The law’s bill jacket reveals advocates outside of government who had long-advocated reform with rationales in line with the Attorney General’s concerns and praised the 1996 law for substantially addressing the problem. Upon the 1996 bill’s passage, Andrew Greenblatt, the executive director of Common Cause/NY, wrote to Governor Pataki, [*3]urging him to sign this election reform into law, because “[f]or decades New York’s ballot access laws have made us the laughingstock of the nation” (Letter from Andrew Greenblatt, Executive Director, Common Cause/NY, July 12, 1996, Bill Jacket, L 1996, ch 709 at 30). The New York City Bar Association wrote to the Governor as well, urging him to sign it because “[w]hile the bill passed by the Legislature is not quite as progressive as your Program Bill, it nevertheless goes a long way towards the critically important goal of easing those requirements which govern access to the ballot” (Letter from Jonathan Burman, Director of Legis Affairs, Assn of Bar of City of NY, Bill Jacket, L 1996, ch 709 at 29). Over and over again, the historical record depicts advocates inside and outside of government pushing for the bill’s passage as a long-sought fix to New York’s restrictive balloting rules. Thus, even were one to read words into section 2-102 that do not exist in its text, the 1996 legislation makes clear that we would be frustrating the efforts of the Governor and legislature by doing so.{**32 NY3d at 1060}

The Election Law evinces a clear directive that absent a serious concern with fraud, persons wishing to run for office should not be shut out of elections by court-sanctioned strict adherence to technical requirements. No such concerns exist here.

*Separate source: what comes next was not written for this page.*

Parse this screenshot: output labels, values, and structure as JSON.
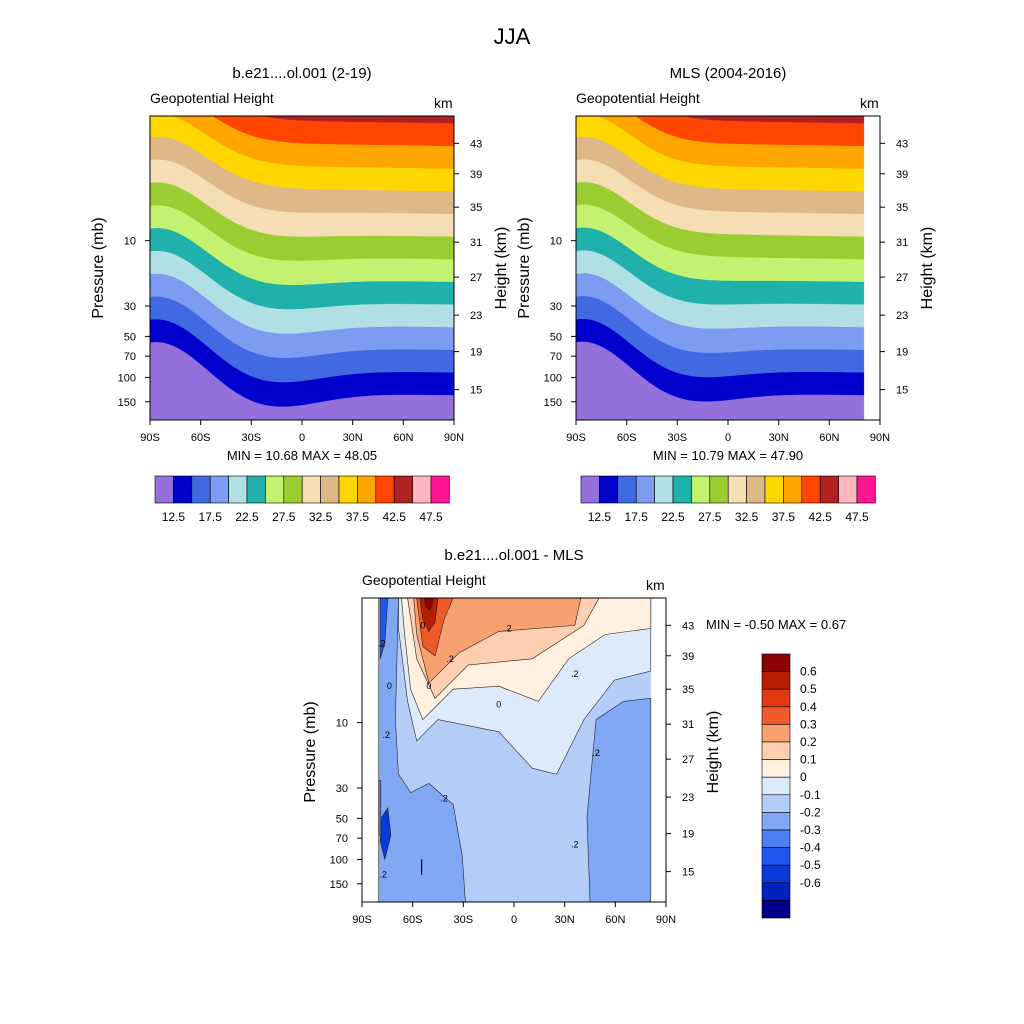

I dissent for the above reasons.

Chief Judge DiFiore and Judges Stein, Fahey, Garcia and Feinman concur; Judge Wilson dissents in an opinion, in which Judge Rivera concurs.

Order affirmed, without costs, in a memorandum.

Footnotes

Footnote *:One might wonder what purpose the statute could have if interpreted that way. But it makes quite a bit of sense if you think of it in terms of both petitions and ballots. In the case of ballots, it important to separately list the positions by sex so that voters know they may vote for one of each sex, and that the male and female candidates are not competing against each other. In the case of a petition, that concern comes into play only when a petition contains more than one candidate.